Lifestyle vs genes: which has more influence on aging?
New research from the University of Oxford has examined whether a person’s lifestyle or their genes has more of an impact on the way in which they age.
The researchers from Oxford Population Health found that a range of environmental factors, including lifestyle (smoking and physical activity) and living conditions, have a greater impact on health and premature death than genes do.
The researchers used data from nearly half a million UK Biobank participants to assess the influence of 164 environmental factors and genetic risk scores for 22 major diseases on aging, age-related diseases and premature death. The study was published in Nature Medicine.
What were the key findings?
- Environmental factors explained 17% of the variation in risk of death, compared to less than 2% explained by genetic predisposition (as we understand it at present).
- Of the 25 independent environmental factors identified, smoking, socioeconomic status, physical activity and living conditions had the most impact on mortality and biological aging.
- Smoking was associated with 21 diseases; socioeconomic factors such as household income, home ownership and employment status were associated with 19 diseases; and physical activity was associated with 17 diseases.
- 23 of the factors identified are modifiable.
- Early life exposures, including body weight at 10 years and maternal smoking around birth, were shown to influence aging and risk of premature death 30–80 years later.
- Environmental exposures had a greater effect on diseases of the lung, heart and liver, while genetic risk dominated for dementias and breast cancer.
Professor Cornelia van Duijn, St Cross Professor of Epidemiology at Oxford Population Heath and senior author of the paper, said, “Our research demonstrates the profound health impact of exposures that can be changed either by individuals or through policies to improve socioeconomic conditions, reduce smoking or promote physical activity.

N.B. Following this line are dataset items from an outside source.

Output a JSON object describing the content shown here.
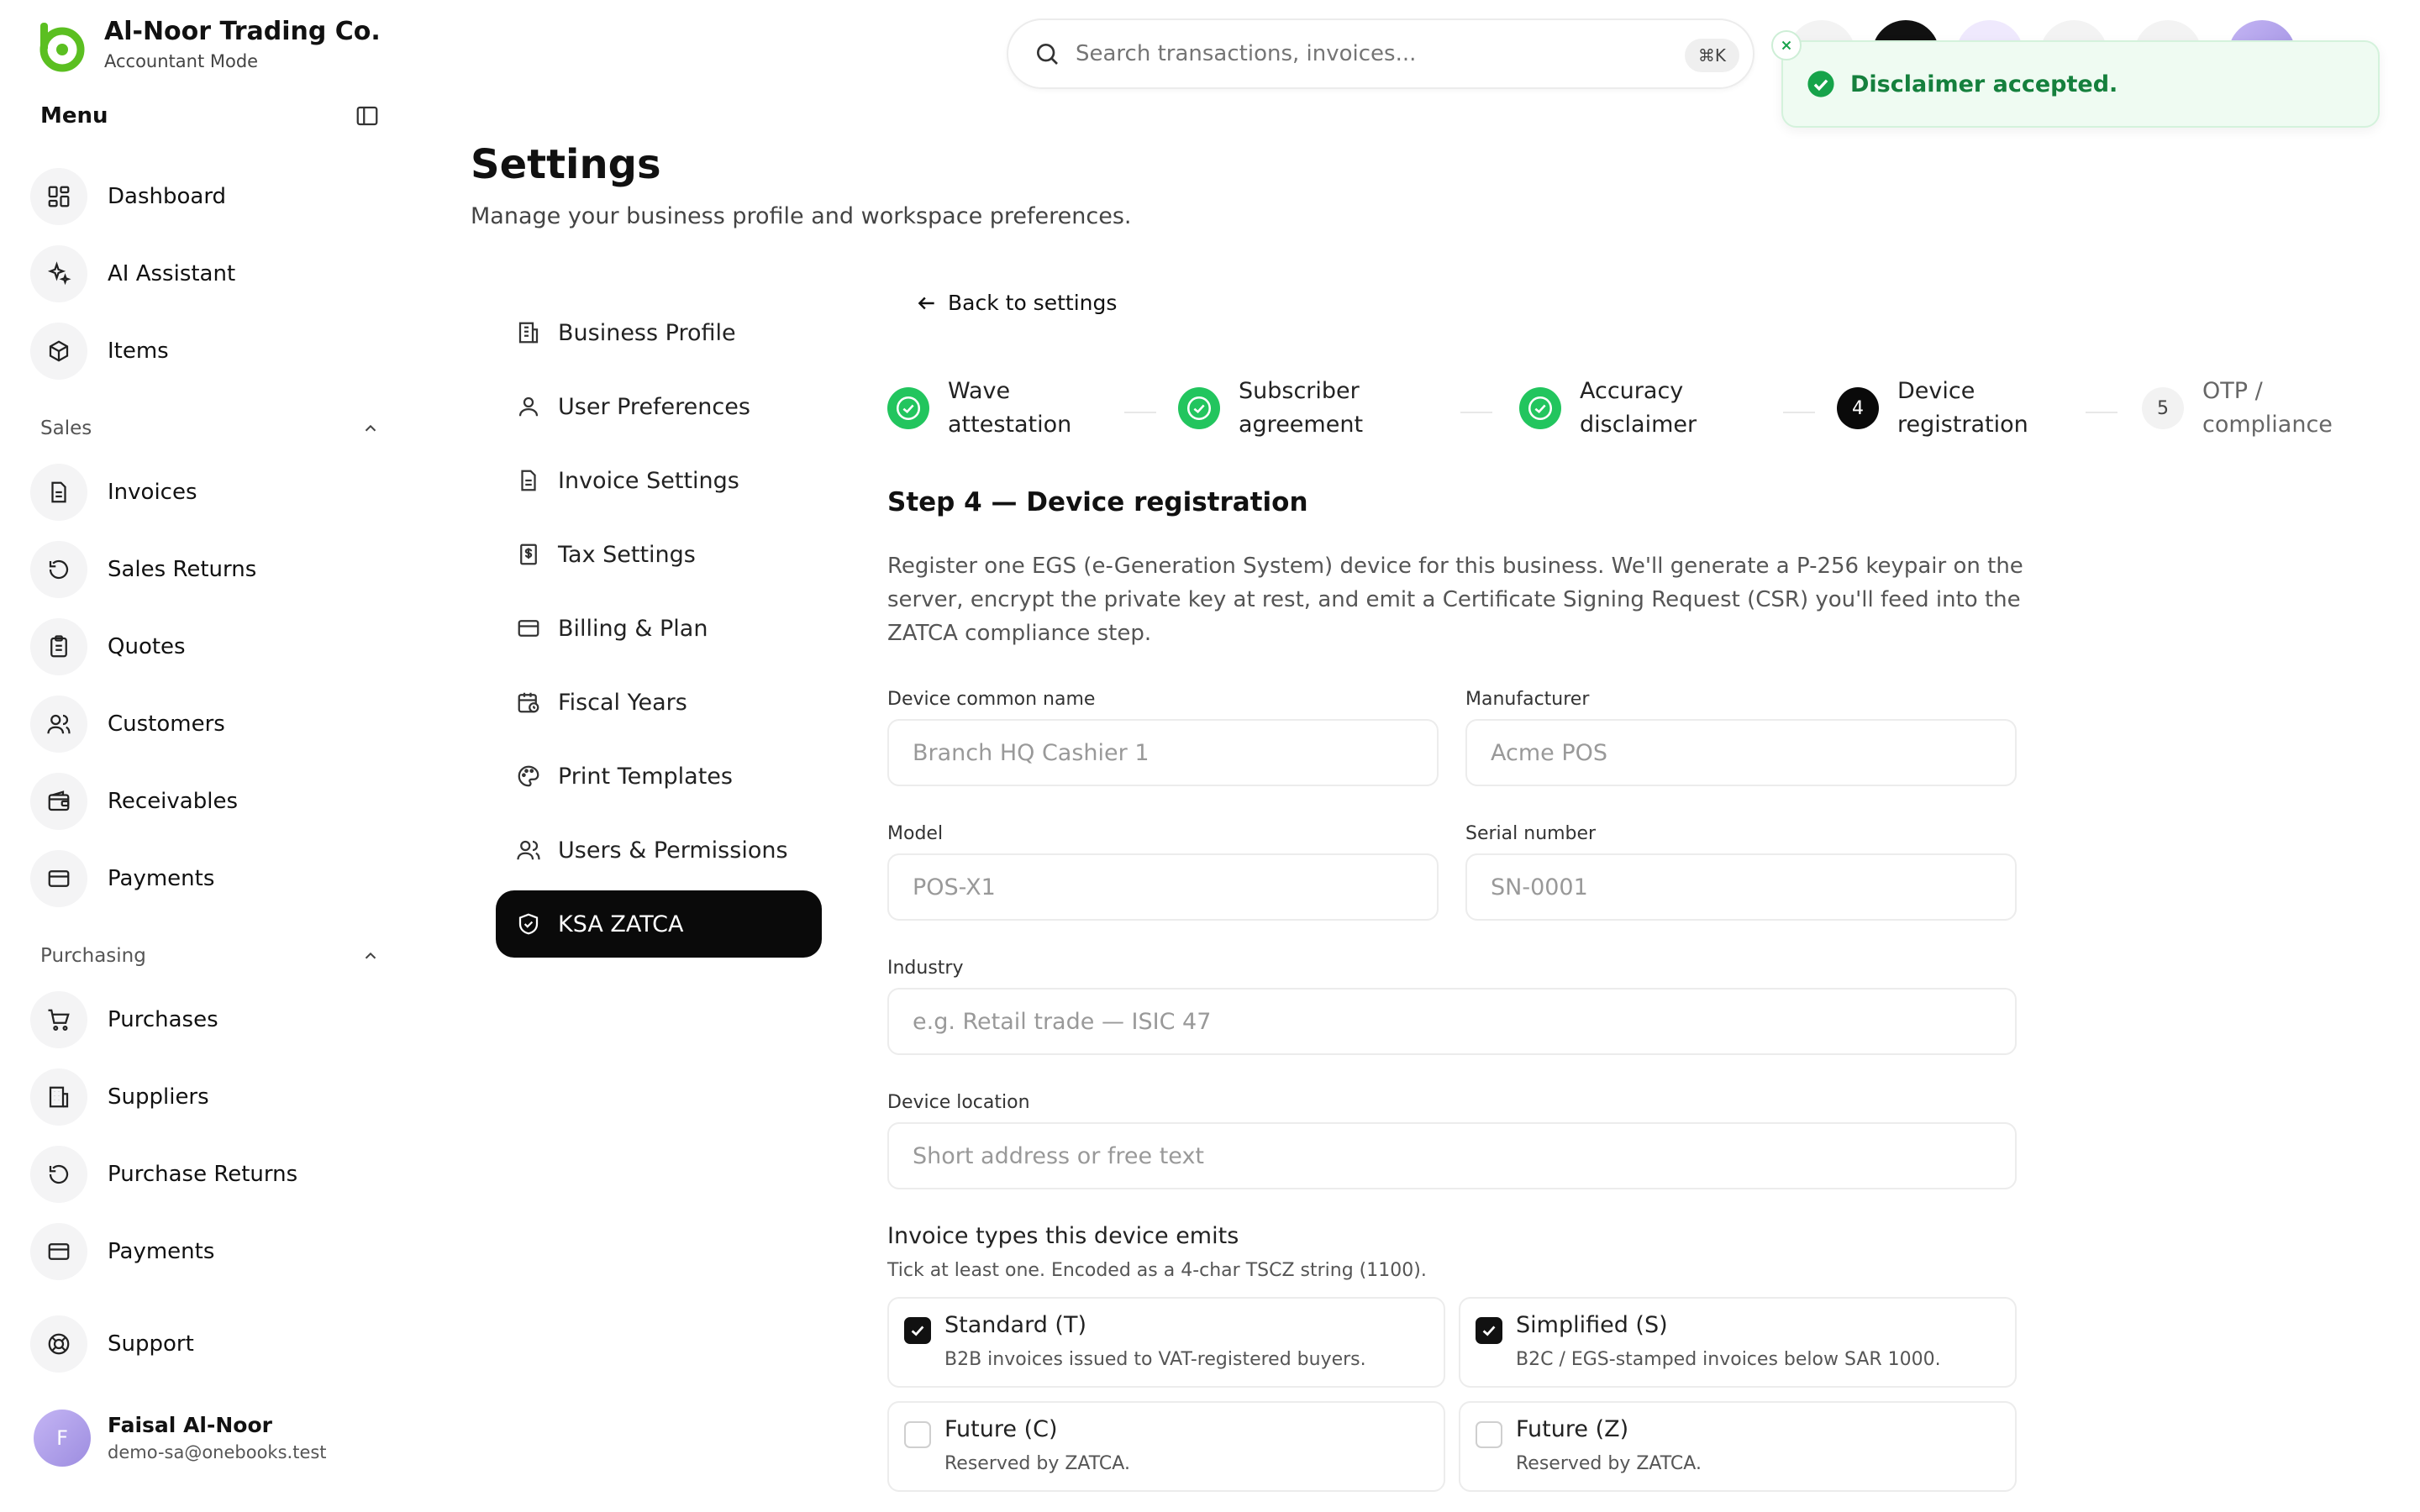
{
  "brand": {
    "name": "Al-Noor Trading Co.",
    "mode": "Accountant Mode"
  },
  "sidebar": {
    "menu_title": "Menu",
    "main_items": [
      {
        "label": "Dashboard",
        "icon": "dashboard-icon"
      },
      {
        "label": "AI Assistant",
        "icon": "sparkle-icon"
      },
      {
        "label": "Items",
        "icon": "box-icon"
      }
    ],
    "sales": {
      "title": "Sales",
      "items": [
        {
          "label": "Invoices",
          "icon": "document-icon"
        },
        {
          "label": "Sales Returns",
          "icon": "rotate-icon"
        },
        {
          "label": "Quotes",
          "icon": "clipboard-icon"
        },
        {
          "label": "Customers",
          "icon": "users-icon"
        },
        {
          "label": "Receivables",
          "icon": "wallet-icon"
        },
        {
          "label": "Payments",
          "icon": "credit-card-icon"
        }
      ]
    },
    "purchasing": {
      "title": "Purchasing",
      "items": [
        {
          "label": "Purchases",
          "icon": "cart-icon"
        },
        {
          "label": "Suppliers",
          "icon": "building-icon"
        },
        {
          "label": "Purchase Returns",
          "icon": "rotate-icon"
        },
        {
          "label": "Payments",
          "icon": "credit-card-icon"
        }
      ]
    },
    "support": {
      "label": "Support",
      "icon": "lifebuoy-icon"
    },
    "user": {
      "initial": "F",
      "name": "Faisal Al-Noor",
      "email": "demo-sa@onebooks.test"
    }
  },
  "search": {
    "placeholder": "Search transactions, invoices...",
    "shortcut": "⌘K"
  },
  "toast": {
    "message": "Disclaimer accepted.",
    "color": "#15803d"
  },
  "page": {
    "title": "Settings",
    "subtitle": "Manage your business profile and workspace preferences."
  },
  "settings_nav": [
    {
      "label": "Business Profile",
      "icon": "building-icon",
      "active": false
    },
    {
      "label": "User Preferences",
      "icon": "user-icon",
      "active": false
    },
    {
      "label": "Invoice Settings",
      "icon": "document-icon",
      "active": false
    },
    {
      "label": "Tax Settings",
      "icon": "dollar-doc-icon",
      "active": false
    },
    {
      "label": "Billing & Plan",
      "icon": "credit-card-icon",
      "active": false
    },
    {
      "label": "Fiscal Years",
      "icon": "calendar-icon",
      "active": false
    },
    {
      "label": "Print Templates",
      "icon": "palette-icon",
      "active": false
    },
    {
      "label": "Users & Permissions",
      "icon": "users-icon",
      "active": false
    },
    {
      "label": "KSA ZATCA",
      "icon": "shield-icon",
      "active": true
    }
  ],
  "wizard": {
    "back_label": "Back to settings",
    "steps": [
      {
        "number": "1",
        "label": "Wave attestation",
        "status": "done"
      },
      {
        "number": "2",
        "label": "Subscriber agreement",
        "status": "done"
      },
      {
        "number": "3",
        "label": "Accuracy disclaimer",
        "status": "done"
      },
      {
        "number": "4",
        "label": "Device registration",
        "status": "current"
      },
      {
        "number": "5",
        "label": "OTP / compliance",
        "status": "pending"
      }
    ],
    "heading": "Step 4 — Device registration",
    "description": "Register one EGS (e-Generation System) device for this business. We'll generate a P-256 keypair on the server, encrypt the private key at rest, and emit a Certificate Signing Request (CSR) you'll feed into the ZATCA compliance step.",
    "fields": {
      "common_name": {
        "label": "Device common name",
        "placeholder": "Branch HQ Cashier 1",
        "value": ""
      },
      "manufacturer": {
        "label": "Manufacturer",
        "placeholder": "Acme POS",
        "value": ""
      },
      "model": {
        "label": "Model",
        "placeholder": "POS-X1",
        "value": ""
      },
      "serial": {
        "label": "Serial number",
        "placeholder": "SN-0001",
        "value": ""
      },
      "industry": {
        "label": "Industry",
        "placeholder": "e.g. Retail trade — ISIC 47",
        "value": ""
      },
      "location": {
        "label": "Device location",
        "placeholder": "Short address or free text",
        "value": ""
      }
    },
    "invoice_types": {
      "title": "Invoice types this device emits",
      "hint": "Tick at least one. Encoded as a 4-char TSCZ string (1100).",
      "options": [
        {
          "title": "Standard (T)",
          "desc": "B2B invoices issued to VAT-registered buyers.",
          "checked": true
        },
        {
          "title": "Simplified (S)",
          "desc": "B2C / EGS-stamped invoices below SAR 1000.",
          "checked": true
        },
        {
          "title": "Future (C)",
          "desc": "Reserved by ZATCA.",
          "checked": false
        },
        {
          "title": "Future (Z)",
          "desc": "Reserved by ZATCA.",
          "checked": false
        }
      ]
    }
  },
  "colors": {
    "accent": "#0a0a0a",
    "success": "#22c55e",
    "brand_green": "#5bbf21"
  }
}
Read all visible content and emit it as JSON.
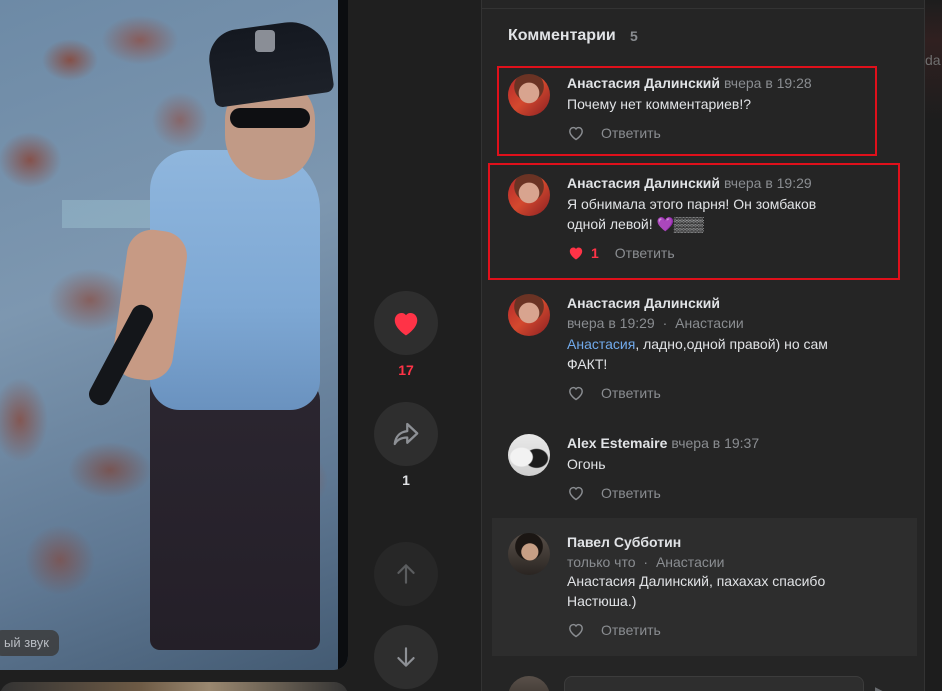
{
  "video": {
    "sound_label": "ый звук"
  },
  "rail": {
    "likes_count": "17",
    "shares_count": "1"
  },
  "comments_panel": {
    "title": "Комментарии",
    "count": "5",
    "items": [
      {
        "author": "Анастасия Далинский",
        "time": "вчера в 19:28",
        "text": "Почему нет комментариев!?",
        "reply_label": "Ответить",
        "liked": false
      },
      {
        "author": "Анастасия Далинский",
        "time": "вчера в 19:29",
        "text_line1": "Я обнимала этого парня! Он зомбаков",
        "text_line2": "одной левой! 💜▒▒▒",
        "like_count": "1",
        "reply_label": "Ответить",
        "liked": true
      },
      {
        "author": "Анастасия Далинский",
        "time": "вчера в 19:29",
        "reply_to": "Анастасии",
        "mention": "Анастасия",
        "text_rest": ", ладно,одной правой) но сам",
        "text_line2": "ФАКТ!",
        "reply_label": "Ответить",
        "liked": false
      },
      {
        "author": "Alex Estemaire",
        "time": "вчера в 19:37",
        "text": "Огонь",
        "reply_label": "Ответить",
        "liked": false
      },
      {
        "author": "Павел Субботин",
        "time": "только что",
        "reply_to": "Анастасии",
        "text_line1": "Анастасия Далинский, пахахах спасибо",
        "text_line2": "Настюша.)",
        "reply_label": "Ответить",
        "liked": false
      }
    ],
    "separator": "·"
  },
  "right_edge": {
    "partial_text": "da"
  },
  "colors": {
    "background": "#1f1f1f",
    "panel": "#252525",
    "like_red": "#ff3347",
    "highlight_red": "#e0101b",
    "mention_blue": "#71aaeb",
    "secondary_text": "#8a8d91"
  },
  "icons": [
    "heart-icon",
    "share-arrow-icon",
    "arrow-up-icon",
    "arrow-down-icon",
    "heart-outline-icon",
    "heart-filled-icon",
    "purple-heart-emoji"
  ]
}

“While genes play a key role in brain conditions and some cancers, our findings highlight opportunities to mitigate the risks of chronic diseases of the lung, heart and liver which are leading causes of disability and death globally. The early life exposures are particularly important as they show that environmental factors accelerate aging early in life but leave ample opportunity to prevent long-lasting diseases and early death.”
How was the rate of aging determined?
The authors used a unique ‘aging clock’ to monitor how rapidly people age, using blood protein levels. This enabled them to link environmental exposures that predict early mortality with biological aging.
Dr Austin Argentieri, lead author of the study at Oxford Population Health and Research Fellow at Massachusetts General Hospital, said, “Our exposome approach allowed us to quantify the relative contributions of the environment and genetics to aging, providing the most comprehensive overview to date of the environmental and lifestyle factors driving aging and premature death. These findings underscore the potential benefits of focusing interventions on our environments, socioeconomic contexts, and behaviours for the prevention of many age-related diseases and premature death.”
The research shows that while many of the individual exposures identified played a small part in premature death, the combined effect of these multiple exposures together over the life course (referred to as the exposome) explained a large proportion of premature mortality variation. The insights from this study pave the way for integrated strategies to improve the health of aging populations by identifying key combinations of environmental factors that shape risk of premature death and many common age-related diseases simultaneously.